Late homework creates a significant problem for the flow of the class because it delays when we can start grading assignments, and therefore delays when you get the feedback, limiting its usefulness. Therefore, the late policy for the class will be very simple and based on automatic deductions for lateness:

  • 1 day late: automatic deduction of 10%
  • 2 days late: automatic deduction of 50%
  • 3 or more days late: no credit, and we will only assess work if we have time.

Exceptions: there are, of course, exceptional circumstances that do not fall under the lateness policy. These include family emergencies and medical conditions that require hospitalization or other serious treatment.

Non-exceptions include mild, short-run illnesses like colds, voluntary travel (including vacations, meetings, or outside work), competing work in other classes, job interviews, sports events, relationship problems, hangovers, etc. Yes, I've heard it all!
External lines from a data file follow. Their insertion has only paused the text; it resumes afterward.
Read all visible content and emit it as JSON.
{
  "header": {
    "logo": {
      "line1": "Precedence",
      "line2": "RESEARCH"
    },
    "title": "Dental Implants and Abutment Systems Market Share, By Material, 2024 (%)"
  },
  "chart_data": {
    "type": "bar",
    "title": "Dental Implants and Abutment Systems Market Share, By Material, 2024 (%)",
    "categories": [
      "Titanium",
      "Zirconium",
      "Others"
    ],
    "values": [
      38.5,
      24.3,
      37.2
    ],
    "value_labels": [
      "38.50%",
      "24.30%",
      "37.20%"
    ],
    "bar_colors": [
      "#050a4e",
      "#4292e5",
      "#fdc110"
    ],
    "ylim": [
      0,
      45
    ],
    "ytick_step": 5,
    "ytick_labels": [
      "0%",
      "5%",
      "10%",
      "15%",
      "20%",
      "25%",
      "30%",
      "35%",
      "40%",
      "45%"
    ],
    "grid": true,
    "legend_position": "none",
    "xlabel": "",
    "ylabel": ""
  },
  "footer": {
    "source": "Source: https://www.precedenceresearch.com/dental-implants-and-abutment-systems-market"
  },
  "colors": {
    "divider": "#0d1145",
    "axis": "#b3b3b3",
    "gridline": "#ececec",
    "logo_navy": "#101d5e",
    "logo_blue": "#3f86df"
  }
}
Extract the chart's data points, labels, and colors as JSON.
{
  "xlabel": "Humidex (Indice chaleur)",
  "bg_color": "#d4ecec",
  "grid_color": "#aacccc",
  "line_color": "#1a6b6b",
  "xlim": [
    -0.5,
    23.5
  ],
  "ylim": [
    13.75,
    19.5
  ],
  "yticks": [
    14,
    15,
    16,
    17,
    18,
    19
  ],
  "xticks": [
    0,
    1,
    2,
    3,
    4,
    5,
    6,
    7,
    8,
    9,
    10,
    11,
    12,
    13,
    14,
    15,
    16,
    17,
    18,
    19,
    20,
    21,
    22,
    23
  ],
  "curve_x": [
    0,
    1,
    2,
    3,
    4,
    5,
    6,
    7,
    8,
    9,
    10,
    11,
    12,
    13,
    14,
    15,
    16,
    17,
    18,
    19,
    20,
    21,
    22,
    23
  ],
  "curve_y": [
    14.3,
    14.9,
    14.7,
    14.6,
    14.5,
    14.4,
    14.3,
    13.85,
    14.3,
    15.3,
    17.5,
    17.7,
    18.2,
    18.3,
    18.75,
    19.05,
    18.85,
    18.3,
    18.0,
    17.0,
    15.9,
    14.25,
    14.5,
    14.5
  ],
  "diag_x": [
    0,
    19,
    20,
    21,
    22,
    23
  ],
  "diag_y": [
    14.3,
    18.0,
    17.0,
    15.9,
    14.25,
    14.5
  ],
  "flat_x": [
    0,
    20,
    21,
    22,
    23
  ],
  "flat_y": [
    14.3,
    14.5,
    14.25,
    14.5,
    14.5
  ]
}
My advice is start early and get help early. We have a boatload of TAs who can help you with any topic or assignment. If you start early you'll be able to enlist their help before you get into trouble and lose credit.

Academic (mis)conduct

Students in this class are encouraged to discuss the programming assignments, but each student must produce his or her solutions completely independently. Specifically, you may verbally discuss problems, issues, and ideas, but you may not write anything down together. In addition, I ask that you document, in your code, anyone with whom you discussed the assignments.

Academic misconduct (also known as "cheating") is a very serious issue at Tufts. As a member of the University community, I am obligated to report any incidents. The consequences are painful for everyone involved. For more details, see the Tufts brochure on academic conduct: http://uss.tufts.edu/dosa/publications/documents/integrity.pdf

The most common reason for cheating is becoming overwhelmed by the work. Every one of us has been in this situation, and we're more than willing to help you if you feel like you're in trouble. Please, please come to us before you get into a situation where you're tempted to take someone elses solution.